For more information, see Transfer Fees.
Transfer Fees with Operational and Standby Addresses
All XRP Ledger addresses, including operational and standby addresses, are subject to the issuer's transfer fees when sending tokens. If you set a nonzero transfer fee, then you must send extra (to pay the transfer fee) when making payments from your operational address or standby address. In other words, your addresses must pay back a little of the balance your issuing address created, each time you make a payment.
Set the SendMax
transaction parameter higher than the destination Amount
parameter by a percentage based on the TransferRate
setting.
Note: Transfer fees do not apply when sending tokens directly from or to the issuing address. The issuing address must always accept its tokens at face value in the XRP Ledger. This means that customers don't have to pay the transfer fee if they send payments to the issuing address directly, but they do when sending to an operational address. If you accept payments at both addresses, you may want to adjust the amount you credit customers in your system of record when customers send payments to the operational address, to compensate for the transfer fee the customer pays.

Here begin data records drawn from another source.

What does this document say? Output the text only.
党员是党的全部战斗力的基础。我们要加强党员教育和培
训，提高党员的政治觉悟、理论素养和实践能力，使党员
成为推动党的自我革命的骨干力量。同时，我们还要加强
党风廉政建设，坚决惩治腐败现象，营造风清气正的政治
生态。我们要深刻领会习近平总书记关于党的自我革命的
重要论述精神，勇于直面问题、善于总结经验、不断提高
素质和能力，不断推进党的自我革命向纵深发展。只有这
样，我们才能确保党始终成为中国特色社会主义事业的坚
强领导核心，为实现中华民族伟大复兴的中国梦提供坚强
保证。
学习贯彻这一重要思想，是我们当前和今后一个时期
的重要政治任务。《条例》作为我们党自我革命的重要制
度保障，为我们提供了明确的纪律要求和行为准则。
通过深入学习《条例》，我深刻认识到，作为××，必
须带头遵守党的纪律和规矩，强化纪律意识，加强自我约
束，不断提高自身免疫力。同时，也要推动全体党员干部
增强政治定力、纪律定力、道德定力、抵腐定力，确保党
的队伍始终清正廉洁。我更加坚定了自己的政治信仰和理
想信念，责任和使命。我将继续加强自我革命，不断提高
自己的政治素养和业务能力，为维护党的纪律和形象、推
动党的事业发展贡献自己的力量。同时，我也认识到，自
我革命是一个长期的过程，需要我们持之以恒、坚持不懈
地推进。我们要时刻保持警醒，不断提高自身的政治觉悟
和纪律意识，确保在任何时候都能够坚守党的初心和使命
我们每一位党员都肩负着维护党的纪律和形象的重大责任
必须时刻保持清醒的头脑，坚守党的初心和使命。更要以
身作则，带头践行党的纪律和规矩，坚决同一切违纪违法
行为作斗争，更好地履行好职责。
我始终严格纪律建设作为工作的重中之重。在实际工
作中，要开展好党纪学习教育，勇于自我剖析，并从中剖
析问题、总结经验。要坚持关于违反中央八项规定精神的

For example: If ACME sets a transfer fee of 1%, an XRP Ledger payment to deliver 5 EUR.ACME from a customer address to ACME's issuing address would cost exactly 5 EUR.ACME. However, the customer would need to send 5.05 EUR.ACME to deliver 5 EUR.ACME to ACME's operational address. When ACME credits customers for payments to ACME's operational address, ACME credits the customer for the amount delivered to the operational address and the transfer fee, giving the customer €5,05 in ACME's systems.